Un ministro de la reina de Etiopía había estado en Jerusalén para cumplir sus deberes religiosos y adorar a Dios en el templo; debía ser, por tanto, judío o temeroso de Dios. Preparó la caravana y dispuso todo rumbo al sur, en dirección a su propio país. Era un hombre bastante afamado, administrador de los tesoros de la reina, un funcionario competente. Leía la Escritura: en concreto, el libro del profeta Isaías.
Felipe, por su parte, recibió un mensaje de Dios en su oración: «acércate a esa caravana que va por el camino de Jerusalén a Gaza». Felipe obedeció con prontitud. Se situó cerca del etíope, convirtiéndose así en su compañero de viaje. Iban los dos juntos, pero fue Felipe quien rompió el hielo al preguntarle si comprendía lo que leía.
«¿Cómo voy a entenderlo, si nadie me lo explica?». La sincera respuesta del etíope motivó que Felipe le explicara el misterio central del cristianismo. El cordero que no abrió la boca, el cordero que murió humilde, aquel animal que ofreció su vida por los pecados de todos es, en realidad, Jesucristo, nacido en Belén, educado en Nazaret, que vivió en Cafarnaúm y pasó por la tierra haciendo el bien. Murió en la cruz y ahora vive para siempre. Ha resucitado. Felipe le explicó las Escrituras probablemente de modo muy semejante a como Jesús lo había hecho poco antes con los discípulos de Emaús. Le contó todo lo que en el texto sagrado se refiere a Cristo.
El etíope escuchaba con tal grado de entusiasmo que, casi antes de que el misionero venido de Dios acabara, le interrumpió pidiéndole el bautismo. Le había convencido. La alegría colmó el alma del funcionario de tal modo que será él mismo quien comenzará la extensión del cristianismo en Etiopía, una de las regiones de fe católica más antiguas del mundo.
Todo se inició gracias a la docilidad de Felipe a la voz de Dios, escuchada en su oración. Fue eso lo que le permitió estar cerca de su contemporáneo cuando este, de algún modo, se quejaba: ¡cómo voy a entender si nadie me lo explica!
Tampoco nuestros compañeros de trabajo o de estudios pueden entender nada si nadie se lo explica. ¿Estás tú cerca de ellos para explicárselo? ¿Tienes la suficiente formación para poder hacerlo? ¿Comprendes algo de tu fe católica?
2. Felipe pudo iluminar la conciencia del etíope porque poseía una fe verdadera e íntima, vivida y formada. Había conocido a Cristo y había estudiado las Escrituras. Para ser seguidor de Cristo hay que vivir la fe e, indudablemente, eso requiere estudiarla.

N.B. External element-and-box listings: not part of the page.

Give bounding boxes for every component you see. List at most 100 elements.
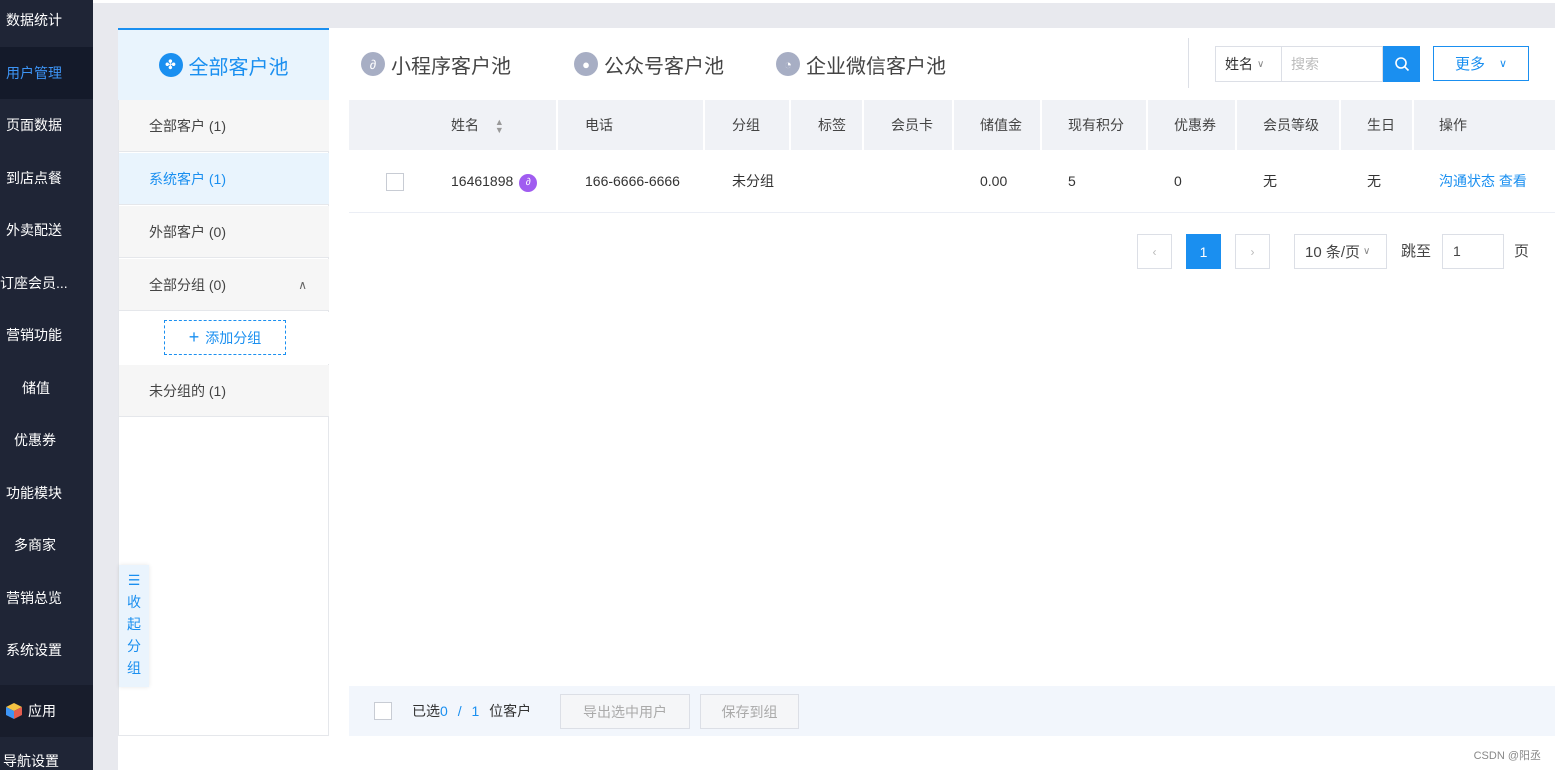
collapse-char: 收 [127, 594, 141, 610]
more-label: 更多 [1454, 56, 1485, 73]
cell-birthday: 无 [1367, 173, 1381, 189]
group-item-system-customers[interactable]: 系统客户 (1) [119, 153, 329, 205]
total-count: 1 [471, 703, 480, 719]
collapse-icon: ☰ [127, 572, 141, 588]
cell-coupons: 0 [1174, 173, 1182, 189]
nav-item-user-management[interactable]: 用户管理 [0, 47, 93, 99]
cell-name: 16461898 ∂ [451, 150, 538, 213]
chevron-down-icon: ∨ [1257, 58, 1265, 70]
selection-summary: 已选0 / 1 位客户 [412, 686, 531, 736]
nav-item-page-data[interactable]: 页面数据 [0, 99, 93, 151]
nav-item-delivery[interactable]: 外卖配送 [0, 204, 93, 256]
cell-phone: 166-6666-6666 [585, 173, 680, 189]
search-field-value: 姓名 [1225, 56, 1253, 72]
add-group-label: 添加分组 [205, 329, 262, 346]
selected-separator: / [457, 703, 462, 719]
nav-item-apps[interactable]: 应用 [0, 685, 93, 737]
add-group-button[interactable]: + 添加分组 [164, 320, 286, 355]
prev-page-button[interactable]: ‹ [1137, 234, 1172, 269]
watermark: CSDN @阳丞 [1473, 750, 1541, 762]
save-to-group-button[interactable]: 保存到组 [700, 694, 799, 729]
nav-item-stored-value[interactable]: 储值 [0, 362, 93, 414]
group-item-external-customers[interactable]: 外部客户 (0) [119, 206, 329, 258]
chevron-up-icon[interactable]: ∧ [298, 259, 307, 311]
search-icon [1394, 57, 1409, 72]
tab-label: 全部客户池 [188, 56, 289, 79]
cell-actions: 沟通状态 查看 [1439, 150, 1527, 213]
select-all-cell [374, 686, 392, 736]
nav-item-multi-merchant[interactable]: 多商家 [0, 519, 93, 571]
export-selected-button[interactable]: 导出选中用户 [560, 694, 690, 729]
nav-item-coupons[interactable]: 优惠券 [0, 414, 93, 466]
row-checkbox-cell [386, 150, 404, 213]
page-unit-label: 页 [1514, 243, 1530, 260]
next-page-button[interactable]: › [1235, 234, 1270, 269]
column-member-card: 会员卡 [864, 100, 954, 150]
group-sidebar: 全部客户 (1) 系统客户 (1) 外部客户 (0) 全部分组 (0) ∧ + … [118, 100, 329, 736]
column-label: 姓名 [451, 117, 479, 133]
tab-wecom-pool[interactable]: ◔ 企业微信客户池 [776, 28, 946, 100]
nav-item-marketing-overview[interactable]: 营销总览 [0, 572, 93, 624]
column-group: 分组 [705, 100, 791, 150]
collapse-char: 起 [127, 616, 141, 632]
jump-page-input[interactable]: 1 [1442, 234, 1504, 269]
group-item-ungrouped[interactable]: 未分组的 (1) [119, 365, 329, 417]
nav-item-modules[interactable]: 功能模块 [0, 467, 93, 519]
column-name[interactable]: 姓名 ▲ ▼ [349, 100, 558, 150]
jump-label: 跳至 [1401, 243, 1432, 260]
nav-item-dine-in[interactable]: 到店点餐 [0, 152, 93, 204]
row-checkbox[interactable] [386, 172, 404, 191]
customer-pool-panel: ✤ 全部客户池 ∂ 小程序客户池 ● 公众号客户池 ◔ 企业微信客户池 姓名 ∨… [118, 28, 1555, 770]
search-input[interactable]: 搜索 [1281, 46, 1383, 82]
collapse-groups-button[interactable]: ☰ 收 起 分 组 [119, 565, 149, 687]
column-points: 现有积分 [1042, 100, 1148, 150]
wecom-icon: ◔ [776, 52, 800, 76]
tab-label: 企业微信客户池 [806, 55, 946, 78]
column-phone: 电话 [558, 100, 705, 150]
selected-count: 0 [440, 703, 448, 719]
nav-item-system-settings[interactable]: 系统设置 [0, 624, 93, 676]
tab-miniprogram-pool[interactable]: ∂ 小程序客户池 [361, 28, 511, 100]
miniprogram-badge-icon: ∂ [519, 174, 538, 192]
page-number-current[interactable]: 1 [1186, 234, 1221, 269]
group-item-all-customers[interactable]: 全部客户 (1) [119, 100, 329, 152]
cube-icon [5, 689, 23, 719]
table-header: 姓名 ▲ ▼ 电话 分组 标签 会员卡 储值金 现有积分 优惠券 会员等级 生日 … [349, 100, 1555, 150]
chevron-left-icon: ‹ [1152, 244, 1157, 259]
column-balance: 储值金 [954, 100, 1042, 150]
column-actions: 操作 [1439, 117, 1467, 133]
group-label: 全部分组 (0) [149, 277, 226, 293]
grid-icon: ✤ [158, 53, 183, 77]
page-size-select[interactable]: 10 条/页 ∨ [1294, 234, 1387, 269]
chevron-down-icon: ∨ [1498, 58, 1508, 70]
select-all-checkbox[interactable] [374, 702, 392, 720]
add-group-area: + 添加分组 [119, 312, 329, 364]
nav-item-reservation[interactable]: 订座会员... [0, 257, 93, 309]
view-link[interactable]: 查看 [1499, 173, 1527, 189]
group-item-all-groups[interactable]: 全部分组 (0) ∧ [119, 259, 329, 311]
top-strip [93, 0, 1555, 3]
column-coupons: 优惠券 [1148, 100, 1237, 150]
sort-icon[interactable]: ▲ ▼ [495, 118, 504, 135]
communication-status-link[interactable]: 沟通状态 [1439, 173, 1495, 189]
selection-footer: 已选0 / 1 位客户 导出选中用户 保存到组 [349, 686, 1555, 736]
cell-points: 5 [1068, 173, 1076, 189]
nav-item-data-stats[interactable]: 数据统计 [0, 0, 93, 46]
search-button[interactable] [1383, 46, 1420, 82]
tab-label: 公众号客户池 [604, 55, 724, 78]
plus-icon: + [188, 327, 200, 347]
customer-name: 16461898 [451, 173, 514, 189]
tab-official-account-pool[interactable]: ● 公众号客户池 [574, 28, 724, 100]
nav-apps-label: 应用 [28, 703, 56, 719]
more-button[interactable]: 更多 ∨ [1433, 46, 1529, 81]
selected-suffix: 位客户 [489, 703, 532, 719]
cell-balance: 0.00 [980, 173, 1008, 189]
search-field-select[interactable]: 姓名 ∨ [1215, 46, 1281, 82]
user-icon: ● [574, 52, 598, 76]
tab-all-customer-pool[interactable]: ✤ 全部客户池 [118, 28, 329, 100]
nav-item-marketing[interactable]: 营销功能 [0, 309, 93, 361]
nav-item-nav-settings[interactable]: 导航设置 [0, 735, 93, 770]
tab-label: 小程序客户池 [391, 55, 511, 78]
cell-member-level: 无 [1263, 173, 1277, 189]
cell-group: 未分组 [732, 173, 774, 189]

«No basta ser cristianos por el bautismo recibido o por las condiciones histórico-culturales donde se ha nacido o se vive. Poco a poco se crece en años y en cultura, se asoman a la conciencia problemas nuevos y exigencias nuevas de claridad y certeza. Es necesario, pues, buscar responsablemente las motivaciones de la propia fe cristiana. Si no se llega a ser personalmente conscientes y no se tiene la comprensión adecuada de lo que se debe creer y de los motivos de la fe, en cualquier momento todo puede hundirse fatalmente y ser echados fuera, a pesar de la buena voluntad de padres y educadores. Por eso, os digo: emplead bien vuestra inteligencia, esforzaos por lograr convicciones concretas y personales, no perdáis el tiempo, profundizad en los motivos y fundamentos de la fe en Cristo y en la Iglesia, para ser fuertes ahora y en vuestro futuro»[23].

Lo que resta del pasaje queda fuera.